In biological processes the direction an ion moves by diffusion or active transport across a membrane is determined by the electrochemical gradient. In mitochondria and chloroplasts, proton gradients are used to generate a chemiosmotic potential that is also known as a proton motive force. This potential energy is used for the synthesis of ATP by oxidative phosphorylation.
An electrochemical gradient has two components. First, the electrical component is caused by a charge difference across the lipid membrane. Second, a chemical component is caused by a differential concentration of ions across the membrane. The combination of these two factors determines the thermodynamically favourable direction for an ion's movement across a membrane.

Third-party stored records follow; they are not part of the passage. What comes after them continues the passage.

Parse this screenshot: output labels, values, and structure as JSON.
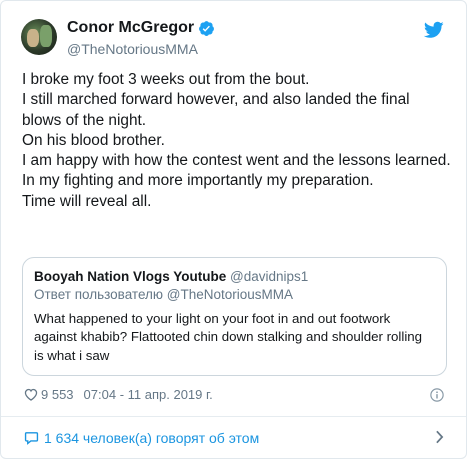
{
  "author": {
    "name": "Conor McGregor",
    "handle": "@TheNotoriousMMA"
  },
  "tweet": {
    "lines": [
      "I broke my foot 3 weeks out from the bout.",
      "I still marched forward however, and also landed the final blows of the night.",
      "On his blood brother.",
      "I am happy with how the contest went and the lessons learned.",
      "In my fighting and more importantly my preparation.",
      "Time will reveal all."
    ]
  },
  "quote": {
    "name": "Booyah Nation Vlogs Youtube",
    "handle": "@davidnips1",
    "reply_to": "Ответ пользователю @TheNotoriousMMA",
    "text": "What happened to your light on your foot in and out footwork against khabib? Flattooted chin down stalking and shoulder rolling is what i saw"
  },
  "meta": {
    "likes": "9 553",
    "timestamp": "07:04 - 11 апр. 2019 г."
  },
  "footer": {
    "talking_label": "1 634 человек(а) говорят об этом"
  },
  "colors": {
    "accent": "#1b95e0",
    "secondary_text": "#657786",
    "border": "#e1e8ed"
  }
}
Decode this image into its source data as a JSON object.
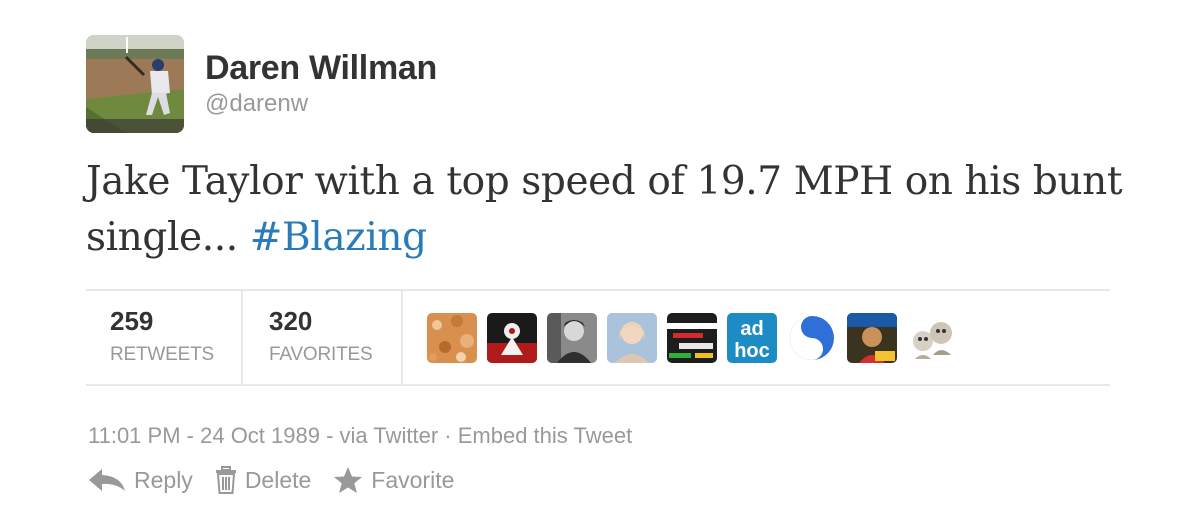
{
  "user": {
    "name": "Daren Willman",
    "handle": "@darenw"
  },
  "tweet": {
    "text": "Jake Taylor with a top speed of 19.7 MPH on his bunt single... ",
    "hashtag": "#Blazing"
  },
  "stats": {
    "retweets_count": "259",
    "retweets_label": "RETWEETS",
    "favorites_count": "320",
    "favorites_label": "FAVORITES"
  },
  "favoriter_avatars": [
    {
      "name": "avatar-1",
      "color": "#d9904e"
    },
    {
      "name": "avatar-2",
      "color": "#b11a1a"
    },
    {
      "name": "avatar-3",
      "color": "#5a5a5a"
    },
    {
      "name": "avatar-4",
      "color": "#aac2dc"
    },
    {
      "name": "avatar-5",
      "color": "#1d1d1d"
    },
    {
      "name": "avatar-6",
      "color": "#1e8cc4",
      "text": "ad hoc"
    },
    {
      "name": "avatar-7",
      "color": "#2f6fd8"
    },
    {
      "name": "avatar-8",
      "color": "#6a5535"
    },
    {
      "name": "avatar-9",
      "color": "#d8d0c4"
    }
  ],
  "meta": {
    "time": "11:01 PM",
    "date": "24 Oct 1989",
    "via": "via Twitter",
    "embed_link": "Embed this Tweet"
  },
  "actions": {
    "reply_label": "Reply",
    "delete_label": "Delete",
    "favorite_label": "Favorite"
  },
  "colors": {
    "hashtag": "#2b7bb9",
    "muted_text": "#999999",
    "primary_text": "#333333",
    "divider": "#e8e8e8"
  },
  "icons": {
    "reply": "reply-icon",
    "delete": "trash-icon",
    "favorite": "star-icon"
  }
}
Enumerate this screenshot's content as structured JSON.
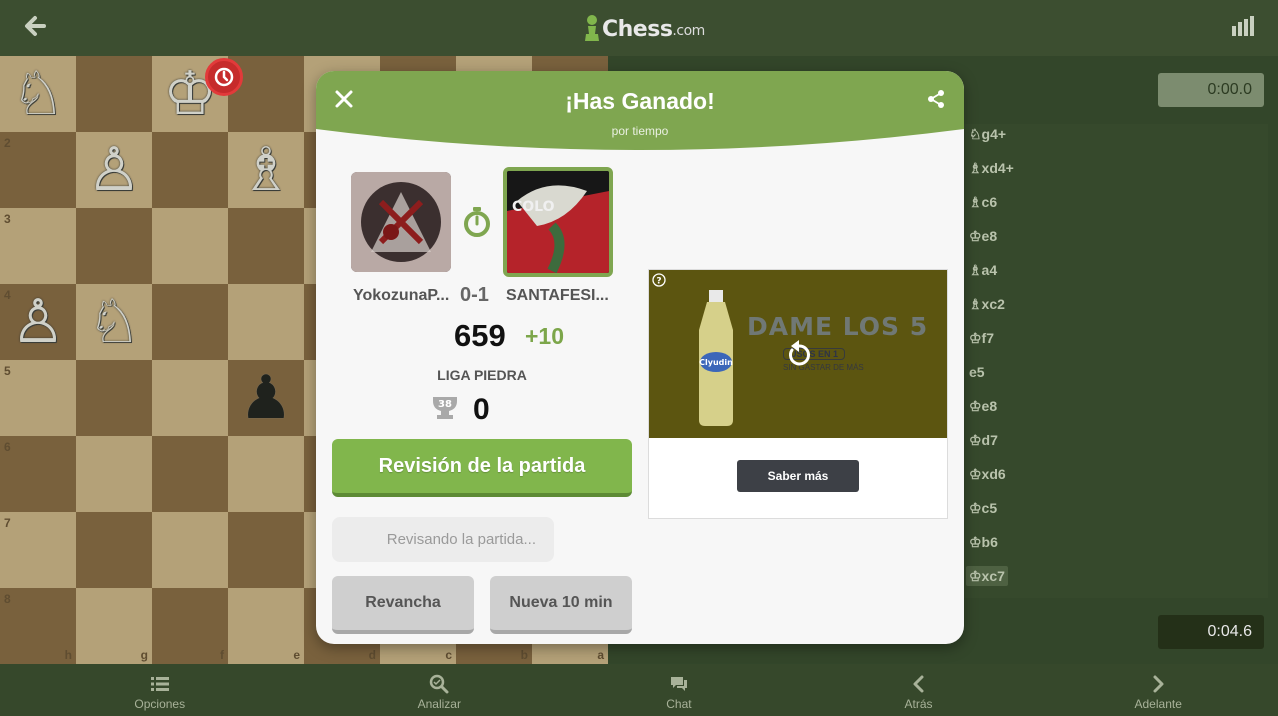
{
  "header": {
    "brand": "Chess",
    "brand_domain": ".com"
  },
  "board": {
    "ranks": [
      "",
      "2",
      "3",
      "4",
      "5",
      "6",
      "7",
      "8"
    ],
    "files": [
      "h",
      "g",
      "f",
      "e",
      "d",
      "c",
      "b",
      "a"
    ],
    "pieces": {
      "0-0": "♘",
      "0-2": "♔",
      "1-1": "♙",
      "1-3": "♗",
      "3-0": "♙",
      "3-1": "♘",
      "4-3": "♟"
    },
    "black_pieces": [
      "4-3"
    ]
  },
  "clocks": {
    "top": "0:00.0",
    "bottom": "0:04.6"
  },
  "moves": [
    "♘g4+",
    "♗xd4+",
    "♗c6",
    "♔e8",
    "♗a4",
    "♗xc2",
    "♔f7",
    "e5",
    "♔e8",
    "♔d7",
    "♔xd6",
    "♔c5",
    "♔b6",
    "♔xc7"
  ],
  "current_move_index": 13,
  "modal": {
    "title": "¡Has Ganado!",
    "subtitle": "por tiempo",
    "player_left": "YokozunaP...",
    "player_right": "SANTAFESI...",
    "score": "0-1",
    "rating": "659",
    "rating_change": "+10",
    "league": "LIGA PIEDRA",
    "trophy_level": "38",
    "trophies": "0",
    "review_button": "Revisión de la partida",
    "reviewing_text": "Revisando la partida...",
    "rematch_button": "Revancha",
    "new_game_button": "Nueva 10 min"
  },
  "ad": {
    "headline": "DAME LOS 5",
    "badge": "USOS EN 1",
    "tagline": "SIN GASTAR DE MÁS",
    "bottle_brand": "Clyudin",
    "cta": "Saber más"
  },
  "bottom_nav": {
    "options": "Opciones",
    "analyze": "Analizar",
    "chat": "Chat",
    "back": "Atrás",
    "forward": "Adelante"
  },
  "colors": {
    "accent_green": "#81b64c",
    "header_bg": "#3c4e30",
    "badge_red": "#c62b2b"
  }
}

An electrochemical gradient is analogous to the water pressure across a hydroelectric dam. Membrane transport proteins such as the sodium-potassium pump within the membrane are equivalent to turbines that convert the water's potential energy to other forms of physical or chemical energy, and the ions that pass through the membrane are equivalent to water that ends up at the bottom of the dam. Alternatively, energy can be used to pump water up into the lake above the dam. Similarly, chemical energy in cells can be used to create electrochemical gradients.
A solute's electrochemical potential difference is zero at its "reversal potential", the transmembrane voltage at which the solute's net flow across the membrane is also zero. This potential is predicted theoretically either by the Nernst equation (for systems of one permeant ion species) or the Goldman-Hodgkin-Katz equation (for more than one permeant ion species). Electrochemical potential is measured in the laboratory and field using reference electrodes.
Transmembrane ATPases or transmembrane proteins with ATPase domains are often used for making and utilizing ion gradients. The enzyme Na+/K+ ATPase uses ATP to make a sodium ion gradient and a potassium ion gradient. The electrochemical potential is used as energy storage. Chemiosmotic coupling is one of several ways a thermodynamically unfavorable reaction can be driven by a thermodynamically favorable one. Cotransport of ions by symporters and antiporter carriers is commonly used to actively move ions across biological membranes.
The electrochemical potential difference between the two sides of the membrane in mitochondria, chloroplasts, bacteria, and other membranous compartments that engage in active transport involving proton pumps, is at times called a chemiosmotic potential or proton motive force (see chemiosmosis). In this context, protons are often considered separately using units of either concentration or pH.
Some archaea, most notably halobacteria, make proton gradients by pumping in protons from the environment with the help of the solar-driven enzyme bacteriorhodopsin, which is used here for driving the molecular motor enzyme ATP synthase to make the necessary conformational changes required to synthesize ATP.
Proton gradients are also made by bacteria by running ATP synthase in reverse, and are used to drive flagella.
The F1FO ATP synthase is a reversible enzyme. Large enough quantities of ATP cause it to create a transmembrane proton gradient. This is used by fermenting bacteria - which do not have an electron transport chain, and hydrolyze ATP to make a proton gradient - for flagella and the transportation of nutrients into the cell.
In respiring bacteria under physiological conditions, ATP synthase generally runs in the opposite direction creating ATP while using the proton motive force created by the electron transport chain as a source of energy. The overall process of creating energy in this fashion is termed oxidative phosphorylation. The same process takes place in mitochondria where ATP synthase is located in the inner mitochondrial membrane, so that F1 part sticks into the mitochondrial matrix where ATP synthesis takes place.